On the third day of trial, the court determined that the BSA applied to the case but, at that point, highly prejudicial evidence of the drinking environment at the stadium had already been presented to the jury. Furthermore, no limiting instruction had been given at the close of trial to control the effect of the wrongfully presented information.
Interestingly, before the remanded case could make it to trial, the Superior Court had the file sealed. On the Vernis' attorney's website, posted below an article on the $105 million verdict, one finds the following statement:
A party requesting that a public record be sealed must show that "a clearly defined and serious injury will ensue if the request is denied." Broad allegations of harm will not suffice and any alleged injuries must be substantiated. The mere fact that the parties have reached a settlement will not serve to exempt the document from disclosure. (The public's right of access to public documents filed with the court cannot be negotiated away by private litigants.)
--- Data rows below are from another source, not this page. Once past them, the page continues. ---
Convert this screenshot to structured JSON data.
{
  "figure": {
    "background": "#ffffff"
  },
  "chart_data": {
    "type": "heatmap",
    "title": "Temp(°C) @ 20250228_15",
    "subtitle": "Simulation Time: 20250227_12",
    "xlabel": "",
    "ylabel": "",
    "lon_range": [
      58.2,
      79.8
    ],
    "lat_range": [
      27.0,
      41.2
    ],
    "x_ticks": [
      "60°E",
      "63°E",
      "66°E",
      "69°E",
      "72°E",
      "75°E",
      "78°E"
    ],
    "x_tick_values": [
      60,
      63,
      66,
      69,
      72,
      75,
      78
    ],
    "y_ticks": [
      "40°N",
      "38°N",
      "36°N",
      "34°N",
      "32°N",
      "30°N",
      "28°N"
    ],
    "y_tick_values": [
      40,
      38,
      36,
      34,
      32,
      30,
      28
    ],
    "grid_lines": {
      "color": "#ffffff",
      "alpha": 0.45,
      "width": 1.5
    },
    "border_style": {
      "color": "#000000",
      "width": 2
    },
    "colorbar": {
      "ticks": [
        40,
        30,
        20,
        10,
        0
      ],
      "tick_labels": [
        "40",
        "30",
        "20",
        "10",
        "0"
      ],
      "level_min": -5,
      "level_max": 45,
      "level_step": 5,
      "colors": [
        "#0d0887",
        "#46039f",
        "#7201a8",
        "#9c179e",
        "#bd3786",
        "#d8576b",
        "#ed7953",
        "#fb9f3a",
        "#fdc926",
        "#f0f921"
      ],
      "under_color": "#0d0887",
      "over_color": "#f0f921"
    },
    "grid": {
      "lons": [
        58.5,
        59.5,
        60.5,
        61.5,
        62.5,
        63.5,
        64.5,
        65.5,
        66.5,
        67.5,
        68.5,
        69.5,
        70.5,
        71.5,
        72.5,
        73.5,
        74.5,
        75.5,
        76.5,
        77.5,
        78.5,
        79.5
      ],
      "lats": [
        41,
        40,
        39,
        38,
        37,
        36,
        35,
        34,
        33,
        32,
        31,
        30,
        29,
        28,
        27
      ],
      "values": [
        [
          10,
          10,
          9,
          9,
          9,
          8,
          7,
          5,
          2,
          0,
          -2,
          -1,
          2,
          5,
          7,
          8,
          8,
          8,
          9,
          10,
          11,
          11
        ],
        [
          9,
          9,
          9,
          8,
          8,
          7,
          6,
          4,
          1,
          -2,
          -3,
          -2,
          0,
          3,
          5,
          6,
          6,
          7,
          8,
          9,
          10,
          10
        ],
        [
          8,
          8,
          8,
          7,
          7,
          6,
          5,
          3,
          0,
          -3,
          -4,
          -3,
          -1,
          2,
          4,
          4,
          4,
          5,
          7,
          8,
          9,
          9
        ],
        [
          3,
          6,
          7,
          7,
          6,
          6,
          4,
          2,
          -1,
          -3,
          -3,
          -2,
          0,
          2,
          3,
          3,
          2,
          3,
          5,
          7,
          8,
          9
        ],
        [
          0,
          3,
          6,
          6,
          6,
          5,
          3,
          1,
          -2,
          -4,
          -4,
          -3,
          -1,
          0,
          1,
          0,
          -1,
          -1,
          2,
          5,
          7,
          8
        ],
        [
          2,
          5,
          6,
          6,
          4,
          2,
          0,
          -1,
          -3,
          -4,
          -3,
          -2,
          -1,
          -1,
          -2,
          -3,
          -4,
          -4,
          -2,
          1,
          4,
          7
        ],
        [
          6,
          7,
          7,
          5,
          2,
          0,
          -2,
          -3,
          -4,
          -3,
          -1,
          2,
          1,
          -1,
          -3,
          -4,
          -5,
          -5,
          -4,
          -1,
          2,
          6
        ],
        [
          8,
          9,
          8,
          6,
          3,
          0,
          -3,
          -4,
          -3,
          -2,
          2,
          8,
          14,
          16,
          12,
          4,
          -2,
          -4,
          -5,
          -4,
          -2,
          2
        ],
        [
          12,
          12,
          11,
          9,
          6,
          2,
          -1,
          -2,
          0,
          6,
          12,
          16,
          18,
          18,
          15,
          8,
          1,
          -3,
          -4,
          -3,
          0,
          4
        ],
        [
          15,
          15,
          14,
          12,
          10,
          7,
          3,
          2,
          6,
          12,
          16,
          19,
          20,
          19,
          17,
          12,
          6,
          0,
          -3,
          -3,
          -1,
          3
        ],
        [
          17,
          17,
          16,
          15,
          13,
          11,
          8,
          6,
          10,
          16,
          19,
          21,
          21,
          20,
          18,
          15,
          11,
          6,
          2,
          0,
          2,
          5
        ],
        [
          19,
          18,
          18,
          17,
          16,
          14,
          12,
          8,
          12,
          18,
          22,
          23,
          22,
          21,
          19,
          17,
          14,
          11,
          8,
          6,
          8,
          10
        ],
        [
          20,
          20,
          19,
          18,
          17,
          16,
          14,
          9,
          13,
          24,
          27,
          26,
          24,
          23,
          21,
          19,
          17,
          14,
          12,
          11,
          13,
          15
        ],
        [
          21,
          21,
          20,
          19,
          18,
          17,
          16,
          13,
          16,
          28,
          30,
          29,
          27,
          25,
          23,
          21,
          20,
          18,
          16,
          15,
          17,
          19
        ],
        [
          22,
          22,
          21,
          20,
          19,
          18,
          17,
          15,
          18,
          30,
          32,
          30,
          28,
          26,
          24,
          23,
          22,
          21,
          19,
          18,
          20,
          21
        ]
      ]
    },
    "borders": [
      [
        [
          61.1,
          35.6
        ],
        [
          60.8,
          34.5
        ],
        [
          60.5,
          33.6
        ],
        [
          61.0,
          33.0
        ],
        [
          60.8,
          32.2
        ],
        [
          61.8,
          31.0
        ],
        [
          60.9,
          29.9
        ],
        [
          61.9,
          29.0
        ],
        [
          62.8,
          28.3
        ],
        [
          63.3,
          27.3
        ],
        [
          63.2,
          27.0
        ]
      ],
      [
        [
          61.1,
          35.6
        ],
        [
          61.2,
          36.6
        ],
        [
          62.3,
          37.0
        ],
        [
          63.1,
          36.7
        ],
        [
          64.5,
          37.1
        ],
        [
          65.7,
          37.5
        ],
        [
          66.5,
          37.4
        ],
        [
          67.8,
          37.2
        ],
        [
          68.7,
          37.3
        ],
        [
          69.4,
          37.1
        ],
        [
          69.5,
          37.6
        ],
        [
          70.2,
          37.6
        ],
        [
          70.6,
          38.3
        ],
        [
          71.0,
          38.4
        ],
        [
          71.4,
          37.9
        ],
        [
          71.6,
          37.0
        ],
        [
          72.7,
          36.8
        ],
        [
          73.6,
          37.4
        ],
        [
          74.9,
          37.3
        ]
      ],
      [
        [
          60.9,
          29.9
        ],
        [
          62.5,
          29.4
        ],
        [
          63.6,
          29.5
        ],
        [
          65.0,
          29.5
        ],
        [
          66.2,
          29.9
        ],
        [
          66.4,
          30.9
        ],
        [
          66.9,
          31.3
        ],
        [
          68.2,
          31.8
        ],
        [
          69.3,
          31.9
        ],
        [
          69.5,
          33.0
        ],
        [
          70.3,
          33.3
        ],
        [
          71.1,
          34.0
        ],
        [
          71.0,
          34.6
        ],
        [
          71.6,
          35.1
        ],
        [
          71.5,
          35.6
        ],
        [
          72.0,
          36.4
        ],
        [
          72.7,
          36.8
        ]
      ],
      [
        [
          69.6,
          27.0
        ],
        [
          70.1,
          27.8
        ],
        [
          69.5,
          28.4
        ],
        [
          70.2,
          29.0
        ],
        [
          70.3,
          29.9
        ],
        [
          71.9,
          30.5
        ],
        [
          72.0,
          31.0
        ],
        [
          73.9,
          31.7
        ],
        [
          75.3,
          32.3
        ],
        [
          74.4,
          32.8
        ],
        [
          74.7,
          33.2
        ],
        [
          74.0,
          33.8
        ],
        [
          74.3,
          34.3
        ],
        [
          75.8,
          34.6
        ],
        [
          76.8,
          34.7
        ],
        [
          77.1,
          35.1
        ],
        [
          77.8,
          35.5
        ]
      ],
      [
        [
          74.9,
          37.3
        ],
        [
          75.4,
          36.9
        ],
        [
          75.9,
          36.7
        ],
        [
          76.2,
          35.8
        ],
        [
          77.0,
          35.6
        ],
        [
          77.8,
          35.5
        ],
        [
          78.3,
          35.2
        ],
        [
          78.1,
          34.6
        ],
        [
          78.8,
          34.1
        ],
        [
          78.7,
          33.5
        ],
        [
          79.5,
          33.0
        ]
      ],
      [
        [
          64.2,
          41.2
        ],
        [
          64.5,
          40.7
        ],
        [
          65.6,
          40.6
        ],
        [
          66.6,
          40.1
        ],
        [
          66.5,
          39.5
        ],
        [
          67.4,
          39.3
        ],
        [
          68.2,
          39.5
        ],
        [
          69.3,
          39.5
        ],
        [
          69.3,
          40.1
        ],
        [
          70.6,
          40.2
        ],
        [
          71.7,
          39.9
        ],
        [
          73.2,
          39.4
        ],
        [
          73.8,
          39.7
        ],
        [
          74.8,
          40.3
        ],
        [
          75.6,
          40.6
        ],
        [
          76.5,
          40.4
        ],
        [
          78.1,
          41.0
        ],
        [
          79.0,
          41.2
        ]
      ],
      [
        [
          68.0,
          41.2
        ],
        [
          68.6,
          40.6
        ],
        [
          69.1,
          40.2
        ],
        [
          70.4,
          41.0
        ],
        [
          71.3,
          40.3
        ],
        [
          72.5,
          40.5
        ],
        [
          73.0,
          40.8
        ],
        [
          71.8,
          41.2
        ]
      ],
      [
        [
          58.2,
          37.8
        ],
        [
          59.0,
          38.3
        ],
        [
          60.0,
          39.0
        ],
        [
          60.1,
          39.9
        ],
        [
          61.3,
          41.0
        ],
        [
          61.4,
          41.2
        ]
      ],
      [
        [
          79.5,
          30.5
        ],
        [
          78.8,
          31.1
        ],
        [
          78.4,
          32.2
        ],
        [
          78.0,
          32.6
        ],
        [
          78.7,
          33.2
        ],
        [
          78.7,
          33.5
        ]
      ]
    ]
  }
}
In this particular case, much of the information had already been publicly revealed. And, in a memorandum submitted in support of its motion to unseal the record, Public Citizen , a non-profit public advocacy group, has argued that a balancing test should be utilized and filings not subject to seal when any sensitive data can be readily redacted. At bare minimum, Public Citizen asserts that the court should have provided an explanation for its actions. As correctly noted in its brief :
Courts should not make decisions about the fairness of settlements without public oversight, and the public cannot judge the fairness of a settlement — or of the court's decision approving the settlement — if they cannot see it.
Far be it for us to suggest anything unsavory here, but the best way to make sure something doesn't stink … is to let it air.
To download a copy of the (N.J.) Appellate Division's decision, please use this link: Verni v. Stevens
[1] Lanzaro acknowledged that while he was at the stadium he had imbibed as many as seven, 16-ounce beers (in addition to having consumed beer beforehand at a tailgating party).